Mit dem im Bundestag beschlossenen Energiesammelgesetz wurden Änderungen im Erneuerbare Energien-Gesetz (EEG), dem Kraft-Wärme-Kopplungs-Gesetz und dem Energiewirtschaftsgesetz ausgelöst. Der Bayerische Bauernverband (BBV) sieht Licht und Schatten im Energiesammelgesetz, das der Bundestag Anfang Dezember verabschiedet hat. Durch das Gesetz werden Änderungen im Erneuerbare Energien-Gesetz (EEG), dem Kraft-Wärme-Kopplungs-Gesetz und dem Energiewirtschaftsgesetz ausgelöst.

Positiv sei die Einführung einer zweiten Ausschreibung für Biomasse. Ab 2019 sind die Termine auf die Monate April und November festgesetzt. Allerdings sind auch drastische Vergütungskürzungen von mehr als 20 Prozent für neue Photovoltaikanlagen der Leistungsklasse 40 bis 750 KW ab dem 01. Januar 2019 vorgesehen. Die kurzfristige Ankündigung sei ein Vertrauensbruch, kommentiert Anton Kreitmair vom BBV-Landesfachausschuss erneuerbare Energie.

Im Bundesrat herrschte am Freitag die negative Einschätzung vor. „Die Klimapolitik, gerade auch die deutsche, hat bei der Umsetzung der Klimaziele versagt“, sagte Umweltministerin Ulrike Höfken aus Rheinland-Pfalz (Bündnis 90/Die Grünen). Vor allem das Trockenheitsjahr 2018 zeige, noch immer, seine Auswirkungen. Die Bundeswasserstraße Rhein verursache durch seinen niedrigen Pegel einen Millionenschaden in der Wirtschaft [1]. Erstmals hat Rheinland-Pfalz im Haushalt einen Etat für Klimaschäden berücksichtigt.
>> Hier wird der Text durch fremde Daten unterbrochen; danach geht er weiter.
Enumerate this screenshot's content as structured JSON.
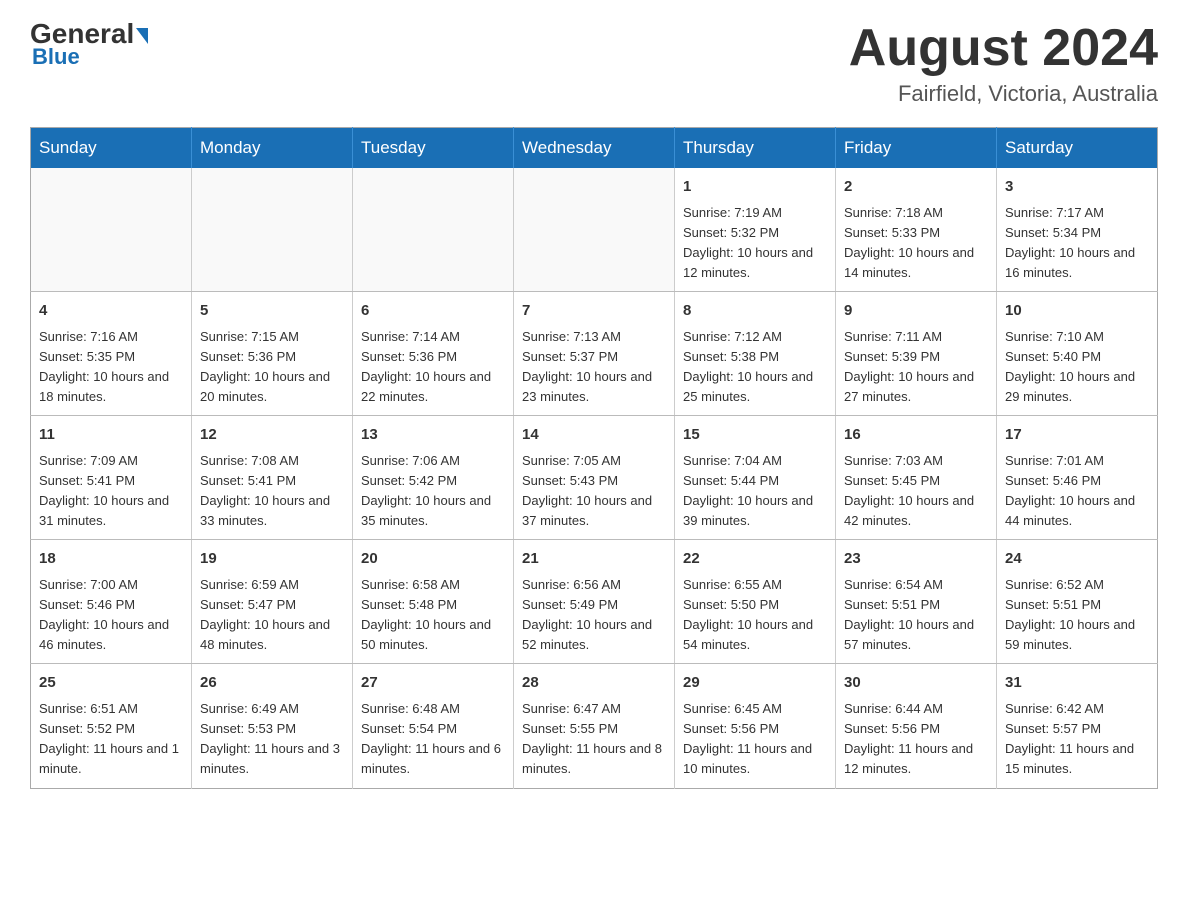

Höfken hält das Energiesammelgesetz nicht geeignet für eine „umfassende und rasche Energiewende“. Es komme zu spät und zu spärlich. Dem Gesetz fehle beispielsweise eine Regionalisierungskomponente. 90 Prozent der Windkraftanlagen entstehen im Norden, wo doch künftig im Süden fossile Kraftwerke wie geplant vom Netz gehen. „Das ist eine gefährliche Entwicklung.“

Die Mehrheit der Länder teilt die Ansicht und fordert die Bundesregierung zu einem weiteren Gesetzgebungsverfahren 2019 auf.  Ebenfalls wichtig ist den Ländern, dass Quartiersstromkonzepte ausdrücklich zugelassen werden und die Beschränkung auf weniger als 100 Wohneinheiten wegfällt. Zu streichen sei auch der Deckel bei Mieterstromanlagen von 500 MW pro Jahr.

Lesestoff:

[1] Allein zwischen Mainz und St. Goar befahren jährlich 50.000 Schiffe mit 60 Millionen Tonnen Güter den Rhein.